Performance royalties are paid when music is played on radio, in venues, on TV, or streamed. In the U.S., performing rights organizations (PROs) collect these. The main ones are ASCAP, BMI, SESAC, and GMR. Your songwriters and composers need to be registered with one of these. Note that PROs collect only performance royalties.
Mechanical royalties are generated when a song is reproduced, whether as a physical copy, a digital download, or an interactive stream. The Mechanical Licensing Collective (MLC) handles blanket mechanical royalties from streaming services in the U.S. Your publishing administration should ensure these are being collected.
SoundExchange collects digital performance royalties for sound recordings played on non-interactive platforms like Pandora, SiriusXM, and internet radio. This is separate from what PROs collect. As a label that owns or licenses master recordings, you need to register with SoundExchange directly to receive your share.
Collective management organizations like AllTrack and AMRA can collect both performance and mechanical royalties. Depending on your catalog and how your rights are structured, working with a CMO may simplify collection across multiple royalty streams.
Budget for Your First Year
A bare-bones indie label can get off the ground for under $2,000 in its first year, covering formation, branding, and basic infrastructure. Here’s what to expect:
- LLC formation: State filing fees vary but typically range from $35 to $500.

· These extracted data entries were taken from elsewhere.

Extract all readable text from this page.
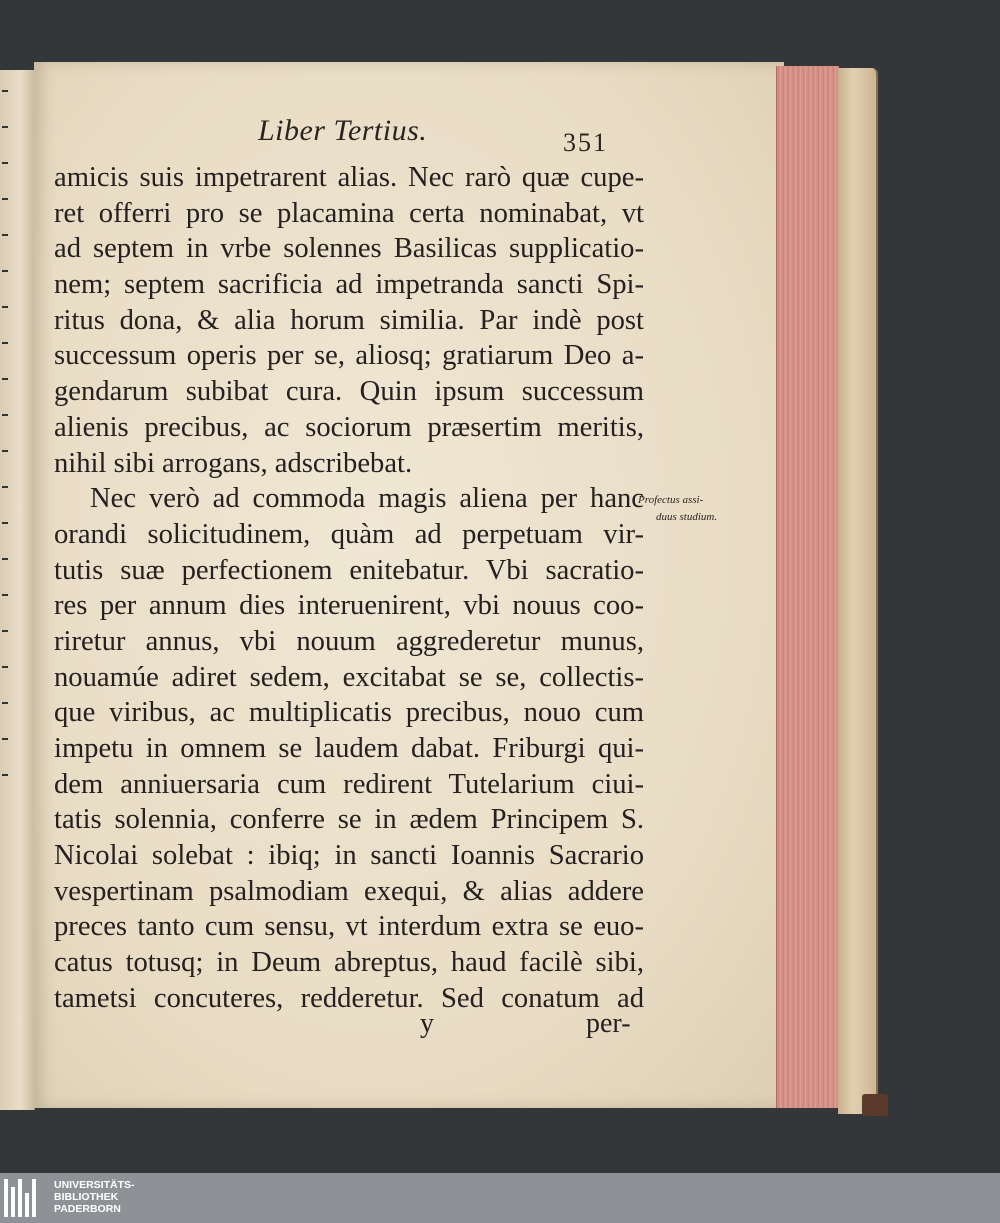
Liber Tertius.	351
amicis suis impetrarent alias. Nec rarò quæ cupe-
ret offerri pro se placamina certa nominabat, vt
ad septem in vrbe solennes Basilicas supplicatio-
nem; septem sacrificia ad impetranda sancti Spi-
ritus dona, & alia horum similia. Par indè post
successum operis per se, aliosq; gratiarum Deo a-
gendarum subibat cura. Quin ipsum successum
alienis precibus, ac sociorum præsertim meritis,
nihil sibi arrogans, adscribebat.
Nec verò ad commoda magis aliena per hanc
orandi solicitudinem, quàm ad perpetuam vir-
tutis suæ perfectionem enitebatur. Vbi sacratio-
res per annum dies interuenirent, vbi nouus coo-
riretur annus, vbi nouum aggrederetur munus,
nouamúe adiret sedem, excitabat se se, collectis-
que viribus, ac multiplicatis precibus, nouo cum
impetu in omnem se laudem dabat. Friburgi qui-
dem anniuersaria cum redirent Tutelarium ciui-
tatis solennia, conferre se in ædem Principem S.
Nicolai solebat : ibiq; in sancti Ioannis Sacrario
vespertinam psalmodiam exequi, & alias addere
preces tanto cum sensu, vt interdum extra se euo-
catus totusq; in Deum abreptus, haud facilè sibi,
tametsi concuteres, redderetur. Sed conatum ad
Profectus assi-
duus studium.
y	per-
UNIVERSITÄTS-
BIBLIOTHEK
PADERBORN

- Logo design: Around $150 from a freelance designer.
- Website and hosting: Roughly $310 per year for a basic website builder.
- Professional email: About $299 per year.

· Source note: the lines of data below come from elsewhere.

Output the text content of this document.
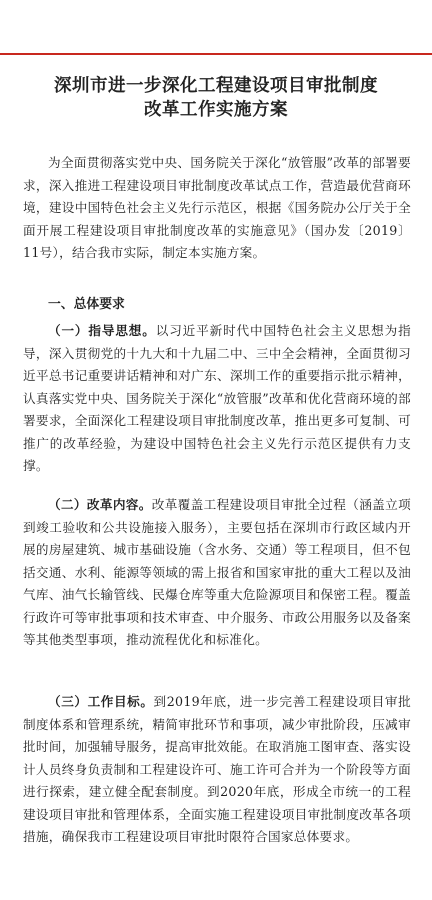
深圳市进一步深化工程建设项目审批制度
改革工作实施方案
为全面贯彻落实党中央、国务院关于深化“放管服”改革的部署要求，深入推进工程建设项目审批制度改革试点工作，营造最优营商环境，建设中国特色社会主义先行示范区，根据《国务院办公厅关于全面开展工程建设项目审批制度改革的实施意见》（国办发〔2019〕11号），结合我市实际，制定本实施方案。
一、总体要求
（一）指导思想。以习近平新时代中国特色社会主义思想为指导，深入贯彻党的十九大和十九届二中、三中全会精神，全面贯彻习近平总书记重要讲话精神和对广东、深圳工作的重要指示批示精神，认真落实党中央、国务院关于深化“放管服”改革和优化营商环境的部署要求，全面深化工程建设项目审批制度改革，推出更多可复制、可推广的改革经验，为建设中国特色社会主义先行示范区提供有力支撑。
（二）改革内容。改革覆盖工程建设项目审批全过程（涵盖立项到竣工验收和公共设施接入服务），主要包括在深圳市行政区域内开展的房屋建筑、城市基础设施（含水务、交通）等工程项目，但不包括交通、水利、能源等领域的需上报省和国家审批的重大工程以及油气库、油气长输管线、民爆仓库等重大危险源项目和保密工程。覆盖行政许可等审批事项和技术审查、中介服务、市政公用服务以及备案等其他类型事项，推动流程优化和标准化。
（三）工作目标。到2019年底，进一步完善工程建设项目审批制度体系和管理系统，精简审批环节和事项，减少审批阶段，压减审批时间，加强辅导服务，提高审批效能。在取消施工图审查、落实设计人员终身负责制和工程建设许可、施工许可合并为一个阶段等方面进行探索，建立健全配套制度。到2020年底，形成全市统一的工程建设项目审批和管理体系，全面实施工程建设项目审批制度改革各项措施，确保我市工程建设项目审批时限符合国家总体要求。
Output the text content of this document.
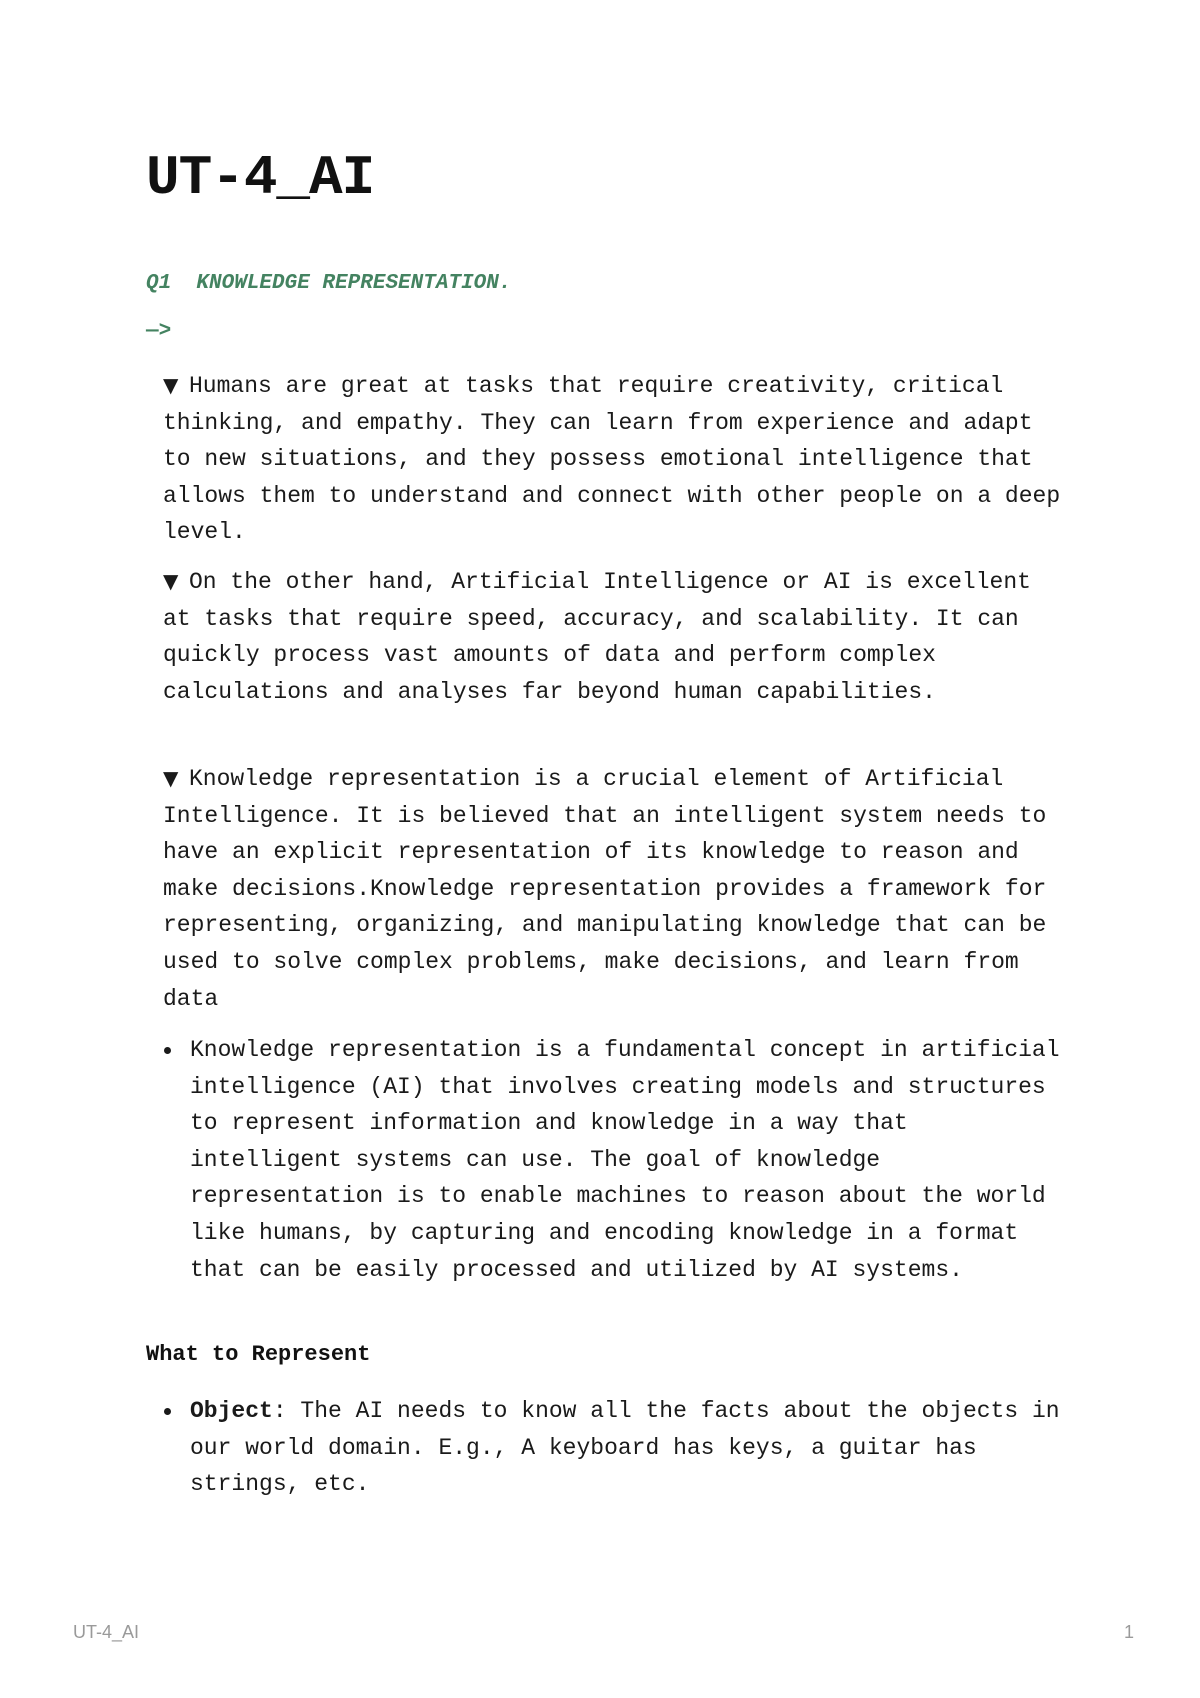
UT-4_AI

Q1  KNOWLEDGE REPRESENTATION.

—>

▼ Humans are great at tasks that require creativity, critical thinking, and empathy. They can learn from experience and adapt to new situations, and they possess emotional intelligence that allows them to understand and connect with other people on a deep level.
▼ On the other hand, Artificial Intelligence or AI is excellent at tasks that require speed, accuracy, and scalability. It can quickly process vast amounts of data and perform complex calculations and analyses far beyond human capabilities.
▼ Knowledge representation is a crucial element of Artificial Intelligence. It is believed that an intelligent system needs to have an explicit representation of its knowledge to reason and make decisions.Knowledge representation provides a framework for representing, organizing, and manipulating knowledge that can be used to solve complex problems, make decisions, and learn from data
Knowledge representation is a fundamental concept in artificial intelligence (AI) that involves creating models and structures to represent information and knowledge in a way that intelligent systems can use. The goal of knowledge representation is to enable machines to reason about the world like humans, by capturing and encoding knowledge in a format that can be easily processed and utilized by AI systems.

What to Represent

Object: The AI needs to know all the facts about the objects in our world domain. E.g., A keyboard has keys, a guitar has strings, etc.
UT-4_AI	1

- Distribution: Free to $30 per month depending on the service and number of artists.
The real costs hit when you start releasing music. A single release with basic promotion might run $500 to $1,500, covering artwork ($100 to $120 per piece), social media advertising ($300), and PR outreach ($250 to $500). More ambitious campaigns add up fast. Spotify playlist plugging services charge $100 to $2,000 depending on the tier. Radio plugging starts around $1,500. A music video can cost $4,000 or more. Pressing 500 vinyl records runs about $2,500 plus $150 for professional mastering.
Remix fees are another variable. Hiring new, rising producers costs around $400, while established names can charge $5,000 or more. Not every release needs a remix, but it’s a common promotional tool in electronic and dance genres.
Build Before You Spend
The most successful indie labels start with a clear identity: a genre focus, a sonic aesthetic, or a community they serve. Before spending thousands on promotion, invest time in building relationships with artists, DJs, playlist curators, and music blogs in your niche. A strong reputation in a small scene is worth more than a scattered marketing budget.
Start with one or two releases to test your workflow, from recording through distribution through promotion. Learn what your audience responds to, track which marketing channels actually drive streams, and refine your approach before scaling up. Many thriving independent labels began with a single artist, sometimes the founder, and grew organically as their process and reputation developed.